For cadmium, no important temporal variations could be demonstrated, like those shown for lead. For selenium, however, important annual differences have been shown to exist, depending on fluctuations in dietary intake (7). The evaluation for selenium further demonstrated the usefulness of the TRACY criteria also for an essential element, and it is expected that further evaluations of other essential elements may be forthcoming.

A main conclusion from the TRACY project, so far, is that there are too few publications that contain adequate descriptions of sampling and analysis and therefore only a very small proportion of published data is useful for a discussion of true reference values when strict criteria are applied.
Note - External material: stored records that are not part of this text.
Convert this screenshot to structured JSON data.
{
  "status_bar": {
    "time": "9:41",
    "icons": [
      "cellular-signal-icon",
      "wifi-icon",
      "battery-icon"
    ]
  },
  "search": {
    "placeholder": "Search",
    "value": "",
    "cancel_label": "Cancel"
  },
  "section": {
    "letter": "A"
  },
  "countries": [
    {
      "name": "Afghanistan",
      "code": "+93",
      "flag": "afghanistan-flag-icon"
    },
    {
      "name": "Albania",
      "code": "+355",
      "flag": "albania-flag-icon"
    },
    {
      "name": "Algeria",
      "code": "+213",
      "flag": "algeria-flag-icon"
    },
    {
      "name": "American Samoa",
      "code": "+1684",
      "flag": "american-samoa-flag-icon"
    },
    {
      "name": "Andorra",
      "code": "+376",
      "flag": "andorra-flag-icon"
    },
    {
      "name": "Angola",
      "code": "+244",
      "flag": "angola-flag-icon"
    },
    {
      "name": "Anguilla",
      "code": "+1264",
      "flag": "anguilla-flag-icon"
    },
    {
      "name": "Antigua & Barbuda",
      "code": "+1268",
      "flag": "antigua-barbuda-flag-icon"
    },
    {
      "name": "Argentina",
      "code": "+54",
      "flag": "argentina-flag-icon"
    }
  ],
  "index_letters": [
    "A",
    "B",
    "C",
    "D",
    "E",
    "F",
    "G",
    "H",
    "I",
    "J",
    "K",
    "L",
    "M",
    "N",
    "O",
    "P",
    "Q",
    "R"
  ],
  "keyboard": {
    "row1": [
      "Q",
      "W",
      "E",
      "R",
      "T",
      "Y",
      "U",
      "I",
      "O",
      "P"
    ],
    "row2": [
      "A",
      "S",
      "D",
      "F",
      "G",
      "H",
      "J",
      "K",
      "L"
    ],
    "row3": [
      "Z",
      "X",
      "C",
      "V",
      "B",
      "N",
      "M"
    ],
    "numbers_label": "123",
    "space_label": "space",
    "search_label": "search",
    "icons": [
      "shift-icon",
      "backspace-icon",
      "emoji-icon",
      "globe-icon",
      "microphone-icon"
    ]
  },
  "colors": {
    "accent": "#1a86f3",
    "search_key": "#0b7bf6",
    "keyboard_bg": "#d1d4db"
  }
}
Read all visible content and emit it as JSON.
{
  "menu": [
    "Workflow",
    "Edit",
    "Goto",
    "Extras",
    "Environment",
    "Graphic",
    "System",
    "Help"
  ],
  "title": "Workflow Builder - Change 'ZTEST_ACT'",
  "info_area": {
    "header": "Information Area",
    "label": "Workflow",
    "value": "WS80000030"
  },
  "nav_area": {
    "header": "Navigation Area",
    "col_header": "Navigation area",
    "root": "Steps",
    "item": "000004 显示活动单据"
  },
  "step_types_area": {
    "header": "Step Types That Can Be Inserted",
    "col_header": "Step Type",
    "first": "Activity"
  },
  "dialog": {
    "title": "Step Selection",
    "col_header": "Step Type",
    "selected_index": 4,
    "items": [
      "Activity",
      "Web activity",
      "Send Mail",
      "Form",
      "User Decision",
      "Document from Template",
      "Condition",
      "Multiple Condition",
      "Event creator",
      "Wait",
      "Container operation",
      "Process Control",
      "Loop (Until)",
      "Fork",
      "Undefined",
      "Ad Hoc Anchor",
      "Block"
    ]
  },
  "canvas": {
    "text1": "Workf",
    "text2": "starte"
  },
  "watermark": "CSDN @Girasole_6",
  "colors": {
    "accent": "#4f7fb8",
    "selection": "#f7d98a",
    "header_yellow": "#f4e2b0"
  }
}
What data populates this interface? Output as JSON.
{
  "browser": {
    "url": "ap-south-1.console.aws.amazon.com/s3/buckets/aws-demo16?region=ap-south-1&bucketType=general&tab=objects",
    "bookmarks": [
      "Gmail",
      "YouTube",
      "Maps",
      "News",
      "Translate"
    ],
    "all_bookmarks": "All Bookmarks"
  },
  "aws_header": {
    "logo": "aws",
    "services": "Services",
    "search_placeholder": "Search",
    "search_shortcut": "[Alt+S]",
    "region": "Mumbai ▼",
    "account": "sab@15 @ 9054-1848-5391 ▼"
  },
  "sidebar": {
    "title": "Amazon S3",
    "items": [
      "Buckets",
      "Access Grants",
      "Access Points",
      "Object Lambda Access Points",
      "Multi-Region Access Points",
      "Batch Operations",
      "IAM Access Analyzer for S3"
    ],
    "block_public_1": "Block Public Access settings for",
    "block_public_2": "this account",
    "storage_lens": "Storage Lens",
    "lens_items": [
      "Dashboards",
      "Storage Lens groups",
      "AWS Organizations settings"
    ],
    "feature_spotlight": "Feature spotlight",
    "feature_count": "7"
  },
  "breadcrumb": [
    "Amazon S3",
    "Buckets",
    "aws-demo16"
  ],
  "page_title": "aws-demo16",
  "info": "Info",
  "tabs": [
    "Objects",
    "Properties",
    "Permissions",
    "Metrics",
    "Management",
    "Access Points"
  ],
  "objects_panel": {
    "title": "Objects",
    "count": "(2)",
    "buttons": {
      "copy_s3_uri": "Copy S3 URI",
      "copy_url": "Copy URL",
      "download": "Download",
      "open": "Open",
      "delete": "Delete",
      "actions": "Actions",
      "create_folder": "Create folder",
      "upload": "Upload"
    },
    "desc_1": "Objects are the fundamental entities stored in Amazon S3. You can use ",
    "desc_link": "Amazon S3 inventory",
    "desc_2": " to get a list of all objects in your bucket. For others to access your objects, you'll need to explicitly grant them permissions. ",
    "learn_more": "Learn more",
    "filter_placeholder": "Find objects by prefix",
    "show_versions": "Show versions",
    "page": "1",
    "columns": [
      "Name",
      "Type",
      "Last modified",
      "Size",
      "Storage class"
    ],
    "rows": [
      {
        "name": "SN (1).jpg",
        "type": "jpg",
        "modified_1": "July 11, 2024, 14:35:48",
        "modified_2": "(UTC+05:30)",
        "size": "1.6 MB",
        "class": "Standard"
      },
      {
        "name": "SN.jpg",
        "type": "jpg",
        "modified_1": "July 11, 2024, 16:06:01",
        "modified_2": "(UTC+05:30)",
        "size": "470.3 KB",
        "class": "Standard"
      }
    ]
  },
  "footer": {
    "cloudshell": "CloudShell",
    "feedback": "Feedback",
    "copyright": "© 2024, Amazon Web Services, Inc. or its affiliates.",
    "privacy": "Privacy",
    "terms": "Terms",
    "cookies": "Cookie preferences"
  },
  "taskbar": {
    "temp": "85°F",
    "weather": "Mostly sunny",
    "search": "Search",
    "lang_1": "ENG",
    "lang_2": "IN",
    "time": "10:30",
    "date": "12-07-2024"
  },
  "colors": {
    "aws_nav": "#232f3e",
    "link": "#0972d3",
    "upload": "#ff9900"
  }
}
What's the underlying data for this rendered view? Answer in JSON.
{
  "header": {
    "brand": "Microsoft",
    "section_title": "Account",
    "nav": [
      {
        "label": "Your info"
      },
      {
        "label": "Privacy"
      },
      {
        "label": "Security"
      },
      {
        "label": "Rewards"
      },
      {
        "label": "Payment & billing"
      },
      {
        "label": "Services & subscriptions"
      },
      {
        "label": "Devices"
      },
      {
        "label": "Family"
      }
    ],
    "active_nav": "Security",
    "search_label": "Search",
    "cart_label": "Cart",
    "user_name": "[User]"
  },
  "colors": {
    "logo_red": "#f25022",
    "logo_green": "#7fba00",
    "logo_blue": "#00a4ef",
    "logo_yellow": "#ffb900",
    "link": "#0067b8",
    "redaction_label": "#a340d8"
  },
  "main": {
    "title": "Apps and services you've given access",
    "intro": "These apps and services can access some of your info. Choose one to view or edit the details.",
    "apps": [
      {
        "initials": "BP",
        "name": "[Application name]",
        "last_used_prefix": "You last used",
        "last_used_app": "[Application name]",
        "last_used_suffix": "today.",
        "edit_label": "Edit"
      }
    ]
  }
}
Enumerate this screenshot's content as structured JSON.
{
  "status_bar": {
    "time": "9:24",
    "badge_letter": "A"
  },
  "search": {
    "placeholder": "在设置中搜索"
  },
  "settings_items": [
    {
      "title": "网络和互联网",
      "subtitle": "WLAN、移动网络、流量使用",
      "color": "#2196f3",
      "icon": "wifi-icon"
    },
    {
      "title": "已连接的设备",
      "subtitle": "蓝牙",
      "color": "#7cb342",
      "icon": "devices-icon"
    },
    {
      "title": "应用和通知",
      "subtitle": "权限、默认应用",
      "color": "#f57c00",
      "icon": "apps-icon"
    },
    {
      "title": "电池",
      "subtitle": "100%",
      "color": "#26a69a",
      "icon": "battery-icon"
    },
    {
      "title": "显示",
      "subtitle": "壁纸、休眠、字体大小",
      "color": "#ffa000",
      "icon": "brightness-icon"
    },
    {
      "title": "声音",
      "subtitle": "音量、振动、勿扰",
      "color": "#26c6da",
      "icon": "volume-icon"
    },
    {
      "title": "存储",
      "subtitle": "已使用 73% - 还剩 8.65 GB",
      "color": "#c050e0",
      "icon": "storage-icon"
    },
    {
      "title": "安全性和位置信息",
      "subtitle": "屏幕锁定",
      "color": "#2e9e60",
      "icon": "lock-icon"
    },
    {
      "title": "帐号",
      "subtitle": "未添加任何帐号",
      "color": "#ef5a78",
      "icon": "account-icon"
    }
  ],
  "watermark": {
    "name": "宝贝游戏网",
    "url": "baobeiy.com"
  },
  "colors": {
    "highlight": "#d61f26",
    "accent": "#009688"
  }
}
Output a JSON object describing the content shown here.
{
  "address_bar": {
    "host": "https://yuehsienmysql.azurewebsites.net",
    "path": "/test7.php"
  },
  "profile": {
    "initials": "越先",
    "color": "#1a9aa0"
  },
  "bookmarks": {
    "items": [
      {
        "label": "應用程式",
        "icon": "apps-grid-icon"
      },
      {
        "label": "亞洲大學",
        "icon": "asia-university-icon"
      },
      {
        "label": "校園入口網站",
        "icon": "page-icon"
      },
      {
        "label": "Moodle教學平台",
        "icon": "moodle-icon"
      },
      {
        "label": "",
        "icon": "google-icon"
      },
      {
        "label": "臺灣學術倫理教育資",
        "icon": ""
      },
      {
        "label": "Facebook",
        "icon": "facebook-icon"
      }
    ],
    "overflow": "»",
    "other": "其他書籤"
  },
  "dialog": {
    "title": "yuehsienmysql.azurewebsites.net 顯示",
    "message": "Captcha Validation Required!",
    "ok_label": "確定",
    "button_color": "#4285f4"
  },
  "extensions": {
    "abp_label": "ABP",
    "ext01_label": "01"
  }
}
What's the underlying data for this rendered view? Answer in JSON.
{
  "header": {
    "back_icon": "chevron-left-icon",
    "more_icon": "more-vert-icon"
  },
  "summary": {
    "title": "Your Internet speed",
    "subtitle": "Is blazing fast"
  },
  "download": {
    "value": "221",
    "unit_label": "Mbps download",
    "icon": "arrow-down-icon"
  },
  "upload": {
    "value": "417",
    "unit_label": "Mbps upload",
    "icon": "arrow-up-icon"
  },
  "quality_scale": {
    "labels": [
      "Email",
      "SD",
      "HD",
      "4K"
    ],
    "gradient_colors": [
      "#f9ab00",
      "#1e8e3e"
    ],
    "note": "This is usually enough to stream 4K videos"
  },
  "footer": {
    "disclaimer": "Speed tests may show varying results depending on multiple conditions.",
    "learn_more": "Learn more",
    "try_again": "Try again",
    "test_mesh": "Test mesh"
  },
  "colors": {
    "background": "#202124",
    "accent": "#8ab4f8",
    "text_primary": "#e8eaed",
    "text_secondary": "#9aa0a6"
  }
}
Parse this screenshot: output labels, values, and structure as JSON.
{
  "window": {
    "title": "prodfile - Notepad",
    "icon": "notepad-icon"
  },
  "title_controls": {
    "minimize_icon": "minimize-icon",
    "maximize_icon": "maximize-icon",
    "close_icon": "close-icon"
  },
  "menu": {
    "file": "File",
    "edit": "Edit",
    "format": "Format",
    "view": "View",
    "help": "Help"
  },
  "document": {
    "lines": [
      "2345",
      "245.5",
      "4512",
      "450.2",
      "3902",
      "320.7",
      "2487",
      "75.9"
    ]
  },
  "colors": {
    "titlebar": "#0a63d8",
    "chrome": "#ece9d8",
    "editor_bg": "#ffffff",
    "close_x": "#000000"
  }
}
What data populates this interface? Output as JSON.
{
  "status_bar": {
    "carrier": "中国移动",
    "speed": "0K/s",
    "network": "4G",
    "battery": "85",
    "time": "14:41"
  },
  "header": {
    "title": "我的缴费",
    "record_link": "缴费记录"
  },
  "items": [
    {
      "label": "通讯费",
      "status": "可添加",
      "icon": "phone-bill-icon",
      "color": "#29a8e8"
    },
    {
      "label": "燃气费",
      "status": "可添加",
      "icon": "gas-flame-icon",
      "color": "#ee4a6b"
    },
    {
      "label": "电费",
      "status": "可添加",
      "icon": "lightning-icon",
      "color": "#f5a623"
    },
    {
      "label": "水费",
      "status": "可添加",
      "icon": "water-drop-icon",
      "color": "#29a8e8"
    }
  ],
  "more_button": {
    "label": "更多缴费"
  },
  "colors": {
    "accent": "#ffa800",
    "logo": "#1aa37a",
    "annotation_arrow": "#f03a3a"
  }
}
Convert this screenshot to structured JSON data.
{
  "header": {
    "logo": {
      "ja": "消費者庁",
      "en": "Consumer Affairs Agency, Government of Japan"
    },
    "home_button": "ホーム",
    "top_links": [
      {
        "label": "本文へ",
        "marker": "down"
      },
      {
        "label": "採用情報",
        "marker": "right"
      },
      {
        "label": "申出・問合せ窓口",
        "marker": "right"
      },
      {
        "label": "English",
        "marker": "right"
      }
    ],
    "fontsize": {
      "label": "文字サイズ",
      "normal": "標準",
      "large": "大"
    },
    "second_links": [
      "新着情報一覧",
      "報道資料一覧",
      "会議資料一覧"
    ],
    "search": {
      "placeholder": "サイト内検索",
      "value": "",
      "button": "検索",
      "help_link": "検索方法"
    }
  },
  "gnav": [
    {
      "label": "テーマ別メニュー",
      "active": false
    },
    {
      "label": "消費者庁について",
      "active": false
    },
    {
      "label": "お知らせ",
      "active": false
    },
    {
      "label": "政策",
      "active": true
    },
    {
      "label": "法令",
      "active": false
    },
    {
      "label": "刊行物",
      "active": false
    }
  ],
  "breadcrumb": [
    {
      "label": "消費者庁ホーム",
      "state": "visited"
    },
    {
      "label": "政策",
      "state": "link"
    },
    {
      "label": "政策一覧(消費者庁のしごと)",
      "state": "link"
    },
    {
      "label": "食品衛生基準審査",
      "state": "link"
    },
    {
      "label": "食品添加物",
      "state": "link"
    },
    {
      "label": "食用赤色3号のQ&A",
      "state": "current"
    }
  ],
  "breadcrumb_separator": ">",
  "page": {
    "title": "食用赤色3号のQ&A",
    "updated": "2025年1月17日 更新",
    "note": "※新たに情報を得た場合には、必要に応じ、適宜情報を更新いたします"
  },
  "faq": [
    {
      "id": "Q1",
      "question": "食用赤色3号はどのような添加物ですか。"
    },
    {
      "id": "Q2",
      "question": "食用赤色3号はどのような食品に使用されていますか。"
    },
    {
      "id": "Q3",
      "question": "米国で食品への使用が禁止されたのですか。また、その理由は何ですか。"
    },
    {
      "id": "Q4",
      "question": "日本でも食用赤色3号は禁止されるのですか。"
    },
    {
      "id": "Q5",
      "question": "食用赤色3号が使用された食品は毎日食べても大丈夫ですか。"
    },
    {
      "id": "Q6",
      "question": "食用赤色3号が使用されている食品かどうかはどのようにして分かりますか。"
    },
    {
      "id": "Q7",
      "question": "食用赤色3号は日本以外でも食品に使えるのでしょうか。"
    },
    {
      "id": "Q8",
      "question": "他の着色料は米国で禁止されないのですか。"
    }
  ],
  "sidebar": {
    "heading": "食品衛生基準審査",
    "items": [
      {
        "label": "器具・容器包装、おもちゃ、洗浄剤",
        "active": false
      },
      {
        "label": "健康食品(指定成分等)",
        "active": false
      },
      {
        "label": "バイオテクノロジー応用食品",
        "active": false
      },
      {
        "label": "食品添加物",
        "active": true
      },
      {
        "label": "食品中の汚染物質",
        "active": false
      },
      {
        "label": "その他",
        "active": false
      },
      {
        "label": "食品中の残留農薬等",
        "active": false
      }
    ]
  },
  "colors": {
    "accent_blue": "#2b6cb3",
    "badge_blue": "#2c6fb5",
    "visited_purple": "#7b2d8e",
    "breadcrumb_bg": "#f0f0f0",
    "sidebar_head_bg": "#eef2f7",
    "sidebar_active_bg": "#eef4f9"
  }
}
This small amount of data makes it easy to select the papers that fulfill the criteria and also to select reliable values, but for several elements the possibilities to identify true factors including variations in background exposure are seriously limited because errors in sampling (including contamination) obscure such variation. It seems obvious that there is still a need for continuous critical evaluation of published data on trace elements in human biomonitoring, and the TRACY project can be expected to produce interesting reports in the future.

It seems peculiar that, in spite of seemingly adequate peer review in reputable journals, so many papers have been published which lack appropriate documentation of quality control. This lack may be due to the editorial policies of some scientific journals according to which authors are discouraged from presenting full population descriptions, sampling details, and analytical performance data in a single manuscript. Editors would be well advised to change such policies and pay more attention to these quality aspects when evaluating and accepting manuscripts for publication.